Pioneer hat nach einer Sitzung der Konzernführung am heutigen 13. Mai 2008 Restrukturierung für die Plasma-Sparte bestätigt. Die Werke in den Präfekturen Kagoshima und Yamanashi stehen demnach vor der Schließung. Eine Fabrik in Shizuoka bleibt für die reine Endmontage von Plasma-Fernsehern bestehen. Die Standorte auf der Streichliste will man verkaufen, das Personal werde - soweit möglich - "umgruppiert". Den Bericht über den Abbau von 2.000 Jobs als Folge des Umbaus wollte Pioneer-Sprecher Akira Muneto jedoch nicht bestätigen.

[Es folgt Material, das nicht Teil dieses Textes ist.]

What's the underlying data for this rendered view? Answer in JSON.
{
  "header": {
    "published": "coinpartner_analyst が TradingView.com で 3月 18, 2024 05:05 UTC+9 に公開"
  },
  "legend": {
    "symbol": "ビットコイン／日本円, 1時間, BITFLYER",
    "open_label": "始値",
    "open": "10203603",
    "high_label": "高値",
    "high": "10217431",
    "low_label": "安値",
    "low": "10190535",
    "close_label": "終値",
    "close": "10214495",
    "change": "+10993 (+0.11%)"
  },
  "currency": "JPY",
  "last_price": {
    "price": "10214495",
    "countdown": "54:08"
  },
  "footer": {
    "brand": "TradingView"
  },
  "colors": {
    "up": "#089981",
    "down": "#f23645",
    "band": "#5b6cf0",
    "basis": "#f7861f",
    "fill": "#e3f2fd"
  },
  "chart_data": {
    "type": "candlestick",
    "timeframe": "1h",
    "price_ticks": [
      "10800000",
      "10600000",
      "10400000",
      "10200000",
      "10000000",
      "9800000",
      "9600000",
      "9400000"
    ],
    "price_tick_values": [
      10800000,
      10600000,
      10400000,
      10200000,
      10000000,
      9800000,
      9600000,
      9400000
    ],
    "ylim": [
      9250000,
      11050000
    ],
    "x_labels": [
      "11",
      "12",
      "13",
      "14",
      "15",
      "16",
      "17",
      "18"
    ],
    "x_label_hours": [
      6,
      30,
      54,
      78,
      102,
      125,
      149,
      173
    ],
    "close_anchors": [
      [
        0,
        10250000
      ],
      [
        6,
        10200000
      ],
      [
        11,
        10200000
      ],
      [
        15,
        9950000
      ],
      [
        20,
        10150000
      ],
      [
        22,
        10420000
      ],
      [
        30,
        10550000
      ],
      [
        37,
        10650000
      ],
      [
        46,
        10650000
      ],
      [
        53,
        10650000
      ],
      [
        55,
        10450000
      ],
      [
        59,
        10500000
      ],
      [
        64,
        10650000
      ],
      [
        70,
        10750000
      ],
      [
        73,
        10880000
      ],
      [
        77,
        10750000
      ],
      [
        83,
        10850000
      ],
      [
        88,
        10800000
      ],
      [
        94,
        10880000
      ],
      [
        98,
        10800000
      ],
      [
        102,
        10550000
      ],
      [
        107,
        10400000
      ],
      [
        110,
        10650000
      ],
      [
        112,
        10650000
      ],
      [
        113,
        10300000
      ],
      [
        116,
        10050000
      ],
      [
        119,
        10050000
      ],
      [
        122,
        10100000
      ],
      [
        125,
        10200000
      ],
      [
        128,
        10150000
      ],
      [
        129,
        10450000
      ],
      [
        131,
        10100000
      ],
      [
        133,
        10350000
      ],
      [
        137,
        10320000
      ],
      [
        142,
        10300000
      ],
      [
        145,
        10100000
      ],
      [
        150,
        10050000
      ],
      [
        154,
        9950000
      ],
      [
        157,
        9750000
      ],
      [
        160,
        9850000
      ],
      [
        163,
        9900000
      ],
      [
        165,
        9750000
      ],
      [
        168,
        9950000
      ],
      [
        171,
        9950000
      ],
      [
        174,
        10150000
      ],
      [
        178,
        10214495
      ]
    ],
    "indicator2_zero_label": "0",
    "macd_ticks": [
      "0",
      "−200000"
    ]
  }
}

Ende April 2008 hatte Pioneerden Rückzug aus der eigenen Fertigung von Plasma-Displays angekündigt und einen Herstellungspakt mit Matsushita (Panasonic) geschlossen. Die Kontrolle über die Produktion liegt bei Matsushita, Pioneer steuert lediglich rund 200 Entwickler bei und beschränkt sich künftig auf die Endmontage der Fernseher. Für Pioneer ginge es um "eine deutliche Senkung der Produktionskosten", so Susumu Kotani, Senior Executive Officer bei Pioneer.